The role of folate in depression has been evaluated extensively. Clinical trials have found that in depressed patients with low serum folate, a daily supplement of Vitamin B-9 alleviated the depression . More recently, there has been evidence that individuals with CFD related to the presence of FRA can have improvement from depression with folate supplementation or use of a Mediterranean diet which increases folate absorption . The observation of a higher rate of depression in autism may indeed be related to folate or a common mechanism where folate is involved.

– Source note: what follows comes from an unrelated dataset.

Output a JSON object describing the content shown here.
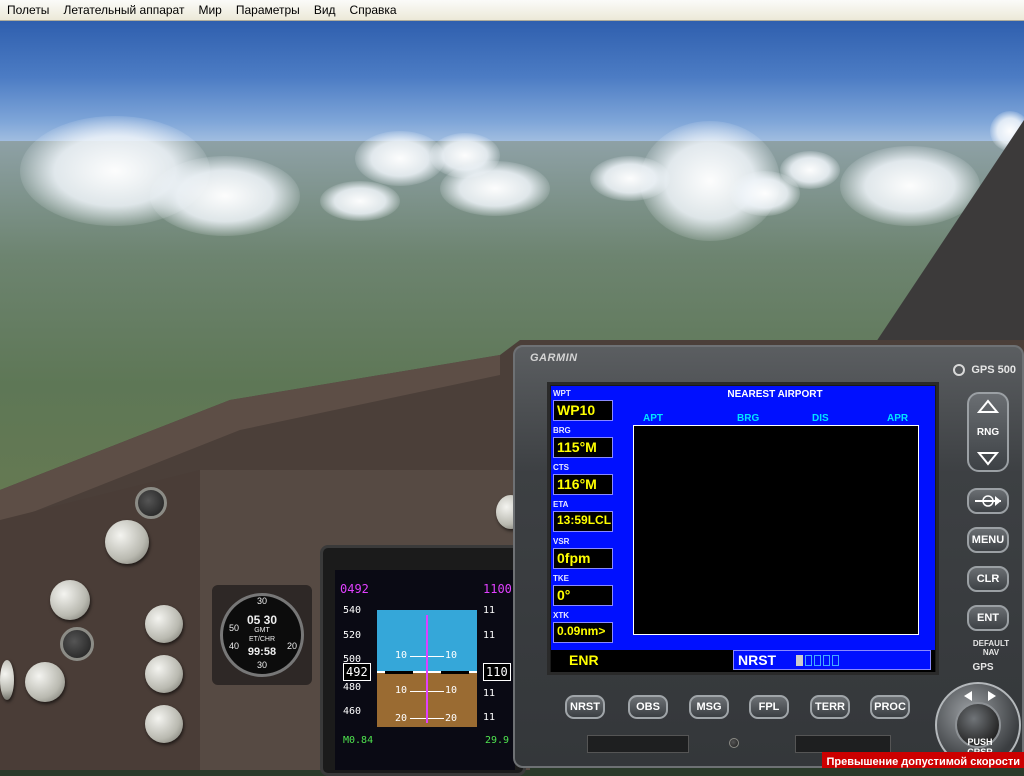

This is consistent with observations that ASD individuals have more severe communication difficulties when they experience elevated levels of stress. Whether folate is related to the mechanism by which this is translated is unknown at this time. However, it may be a useful marker to search for in such cases. We note that the link to diet is also telling, given that autistic people often have a repetitive diet. Such a diet is rarely the healthy Mediterranean diet found to be beneficial, and thus when stressed the autistic person would have no nutritional reserve to draw on, exacerbating communication difficulties.
Folate is a key vitamin in neural health. Evidence shows that most autistic people produce the autoantibody FRA, that blocks folate absorption into the brain, resulting in CFD. Stress may exacerbate this deficiency, worsening communication difficulties in ASD. Diets that are rich in natural forms of folate, such as the Mediterranean diet may help alleviate the CFD, and when coupled with reduction in stress may improve communication in autistic people.